- The FOMC is coming up next at 18.00 GMT.
- AUD/USD bulls probe 0.7700 ahead of FOMC.
The AUD/USD is currently trading at around 0.7704 up 0.28% on Wednesday as the market is patiently waiting for the FOMC´s meeting outcome with the rate decision and most importantly clues signaling that the Fed might hike at least four times in 2018. Any hint that the Fed is considering only three rate hikes might be seen as UD dollar negative according to some analysts. Whatever happens, fasten your seatbelts as volatility is expected across the board.
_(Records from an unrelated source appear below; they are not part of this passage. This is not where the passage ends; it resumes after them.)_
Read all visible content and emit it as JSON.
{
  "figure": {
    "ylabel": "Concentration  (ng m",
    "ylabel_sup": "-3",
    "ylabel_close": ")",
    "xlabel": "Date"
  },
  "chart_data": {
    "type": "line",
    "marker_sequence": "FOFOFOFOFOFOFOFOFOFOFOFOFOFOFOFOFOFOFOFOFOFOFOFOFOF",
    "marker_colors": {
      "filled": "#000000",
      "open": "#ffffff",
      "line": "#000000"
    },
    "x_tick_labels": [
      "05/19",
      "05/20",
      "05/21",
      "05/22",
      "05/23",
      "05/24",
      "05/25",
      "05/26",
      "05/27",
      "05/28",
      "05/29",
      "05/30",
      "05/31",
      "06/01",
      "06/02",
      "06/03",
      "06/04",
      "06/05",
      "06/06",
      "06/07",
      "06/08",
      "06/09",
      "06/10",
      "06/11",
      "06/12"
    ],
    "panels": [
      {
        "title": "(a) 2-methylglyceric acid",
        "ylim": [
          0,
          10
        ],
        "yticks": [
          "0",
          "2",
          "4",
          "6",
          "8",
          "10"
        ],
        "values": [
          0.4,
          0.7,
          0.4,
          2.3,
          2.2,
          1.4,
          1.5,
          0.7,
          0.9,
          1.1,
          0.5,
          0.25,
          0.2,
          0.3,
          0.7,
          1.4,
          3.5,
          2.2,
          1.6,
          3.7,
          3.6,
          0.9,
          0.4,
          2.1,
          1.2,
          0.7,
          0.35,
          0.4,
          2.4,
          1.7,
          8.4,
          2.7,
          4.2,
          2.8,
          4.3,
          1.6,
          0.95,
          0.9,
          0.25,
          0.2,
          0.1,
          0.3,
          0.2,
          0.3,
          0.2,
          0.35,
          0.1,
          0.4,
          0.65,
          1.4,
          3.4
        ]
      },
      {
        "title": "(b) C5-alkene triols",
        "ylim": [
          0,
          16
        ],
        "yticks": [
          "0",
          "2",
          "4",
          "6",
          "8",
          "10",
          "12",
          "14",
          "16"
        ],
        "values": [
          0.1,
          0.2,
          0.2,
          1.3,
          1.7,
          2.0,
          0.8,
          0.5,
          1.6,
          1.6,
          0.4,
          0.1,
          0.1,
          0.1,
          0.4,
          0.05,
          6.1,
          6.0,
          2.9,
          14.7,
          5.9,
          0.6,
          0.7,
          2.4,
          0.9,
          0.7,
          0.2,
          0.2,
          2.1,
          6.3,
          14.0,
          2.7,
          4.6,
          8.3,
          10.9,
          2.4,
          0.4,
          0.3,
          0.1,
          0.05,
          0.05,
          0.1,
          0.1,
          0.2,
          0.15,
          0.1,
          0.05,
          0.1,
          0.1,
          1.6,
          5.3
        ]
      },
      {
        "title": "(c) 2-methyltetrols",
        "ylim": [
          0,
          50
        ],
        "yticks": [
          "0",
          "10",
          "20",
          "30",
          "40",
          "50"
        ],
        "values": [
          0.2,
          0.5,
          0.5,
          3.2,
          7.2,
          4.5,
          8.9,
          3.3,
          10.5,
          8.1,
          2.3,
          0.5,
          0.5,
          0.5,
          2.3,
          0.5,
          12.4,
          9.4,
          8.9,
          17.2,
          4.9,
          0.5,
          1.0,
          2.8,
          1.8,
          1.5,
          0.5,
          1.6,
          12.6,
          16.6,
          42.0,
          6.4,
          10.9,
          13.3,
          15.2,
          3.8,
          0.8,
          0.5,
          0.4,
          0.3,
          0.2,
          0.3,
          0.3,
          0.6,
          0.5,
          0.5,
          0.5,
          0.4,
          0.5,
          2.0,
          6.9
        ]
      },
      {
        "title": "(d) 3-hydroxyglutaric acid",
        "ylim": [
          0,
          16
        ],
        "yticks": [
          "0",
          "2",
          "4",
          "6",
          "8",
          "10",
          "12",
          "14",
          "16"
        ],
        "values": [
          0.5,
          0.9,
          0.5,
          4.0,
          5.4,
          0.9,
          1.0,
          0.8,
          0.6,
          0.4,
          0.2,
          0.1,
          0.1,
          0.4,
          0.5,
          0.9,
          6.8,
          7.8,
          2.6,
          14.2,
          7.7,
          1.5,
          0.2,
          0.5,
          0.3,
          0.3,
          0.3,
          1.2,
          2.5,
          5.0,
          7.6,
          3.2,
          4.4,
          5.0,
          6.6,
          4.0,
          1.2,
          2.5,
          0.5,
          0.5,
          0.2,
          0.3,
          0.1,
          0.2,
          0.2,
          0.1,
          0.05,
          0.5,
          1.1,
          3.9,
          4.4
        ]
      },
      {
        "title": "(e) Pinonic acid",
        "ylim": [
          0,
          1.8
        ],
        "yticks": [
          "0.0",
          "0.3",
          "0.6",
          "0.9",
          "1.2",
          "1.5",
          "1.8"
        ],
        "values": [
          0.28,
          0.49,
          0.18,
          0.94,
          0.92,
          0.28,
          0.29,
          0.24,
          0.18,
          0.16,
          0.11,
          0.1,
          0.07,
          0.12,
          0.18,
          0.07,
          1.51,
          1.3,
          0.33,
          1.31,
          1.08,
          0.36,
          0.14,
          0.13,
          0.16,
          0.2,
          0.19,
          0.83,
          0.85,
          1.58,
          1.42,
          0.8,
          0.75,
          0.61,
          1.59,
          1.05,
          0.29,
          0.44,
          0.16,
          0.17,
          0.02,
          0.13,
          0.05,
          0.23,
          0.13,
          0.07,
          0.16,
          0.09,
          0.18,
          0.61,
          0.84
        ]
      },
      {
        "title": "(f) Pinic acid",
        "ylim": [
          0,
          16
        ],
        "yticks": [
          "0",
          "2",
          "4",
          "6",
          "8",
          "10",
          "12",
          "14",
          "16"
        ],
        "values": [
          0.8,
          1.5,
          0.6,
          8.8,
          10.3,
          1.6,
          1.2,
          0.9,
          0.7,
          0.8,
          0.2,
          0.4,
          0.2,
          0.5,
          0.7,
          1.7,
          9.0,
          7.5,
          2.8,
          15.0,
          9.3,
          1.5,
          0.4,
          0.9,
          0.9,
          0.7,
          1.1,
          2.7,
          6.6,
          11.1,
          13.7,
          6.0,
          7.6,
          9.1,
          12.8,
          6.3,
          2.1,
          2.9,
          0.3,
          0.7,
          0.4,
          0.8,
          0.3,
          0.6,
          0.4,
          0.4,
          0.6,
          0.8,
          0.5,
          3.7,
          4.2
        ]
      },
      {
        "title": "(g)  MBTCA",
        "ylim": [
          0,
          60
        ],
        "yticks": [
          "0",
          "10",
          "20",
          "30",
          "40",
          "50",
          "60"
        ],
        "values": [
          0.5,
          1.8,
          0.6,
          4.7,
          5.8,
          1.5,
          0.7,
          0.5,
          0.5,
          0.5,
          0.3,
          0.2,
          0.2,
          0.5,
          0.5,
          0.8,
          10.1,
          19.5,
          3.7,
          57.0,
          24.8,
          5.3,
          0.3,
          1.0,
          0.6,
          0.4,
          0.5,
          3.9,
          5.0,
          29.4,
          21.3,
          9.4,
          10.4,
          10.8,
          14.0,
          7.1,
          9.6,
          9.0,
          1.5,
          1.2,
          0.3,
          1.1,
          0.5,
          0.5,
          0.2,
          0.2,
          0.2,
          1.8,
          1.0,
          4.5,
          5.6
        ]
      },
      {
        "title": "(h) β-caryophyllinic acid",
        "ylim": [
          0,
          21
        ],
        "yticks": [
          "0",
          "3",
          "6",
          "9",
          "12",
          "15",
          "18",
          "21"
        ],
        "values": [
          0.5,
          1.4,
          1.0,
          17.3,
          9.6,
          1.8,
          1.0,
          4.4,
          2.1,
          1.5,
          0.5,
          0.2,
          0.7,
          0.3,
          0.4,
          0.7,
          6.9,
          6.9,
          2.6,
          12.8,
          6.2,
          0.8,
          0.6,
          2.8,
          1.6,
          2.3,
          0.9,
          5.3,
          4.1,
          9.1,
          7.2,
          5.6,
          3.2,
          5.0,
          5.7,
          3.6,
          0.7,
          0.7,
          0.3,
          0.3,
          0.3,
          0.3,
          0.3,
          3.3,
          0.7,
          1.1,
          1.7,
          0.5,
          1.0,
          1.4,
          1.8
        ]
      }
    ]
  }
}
Earlier in the week the RBA minutes didn’t provide much new to what the market already knew, saying: “GDP growth is expected to exceed potential growth over 2018, further progress on jobless rate, and CPI to likely be gradual. Yet, household spending and wage growth outlook are still uncertain, warranting careful monitoring"
AUD/USD daily chart
The AUD/USD is forming a wedge pattern which started at the start of the year. The market is currently consolidating above the lower trendline after the Aussie fell 240 pips in the last six days. Although the bear move was sharp, the technical picture is somewhat favorable for bulls for at least a rebound to 0.7770 previous swing low. Both RSI and MACD are bearishly configured while the Aussie is trading below both its 100 and 200-period simple moving averages.
AUD/USD 4-hour chart
The technical picture for bulls on the 240-minute chart seems rather constructive for bulls. The bears did manage to break below the previous swing low (March, 1) but only did so by a mere 35 pips before the buyers stepped back in and pushed the market above the 0.7700 psychological mark. Both RSI and MACD are bullishly configured. As mentioned above, to the upside resistance is seen at 0.7770, followed by 0.7900 while support is seen at the cyclical low 0.7677, followed by the 0.7600 and 0.7500 figures.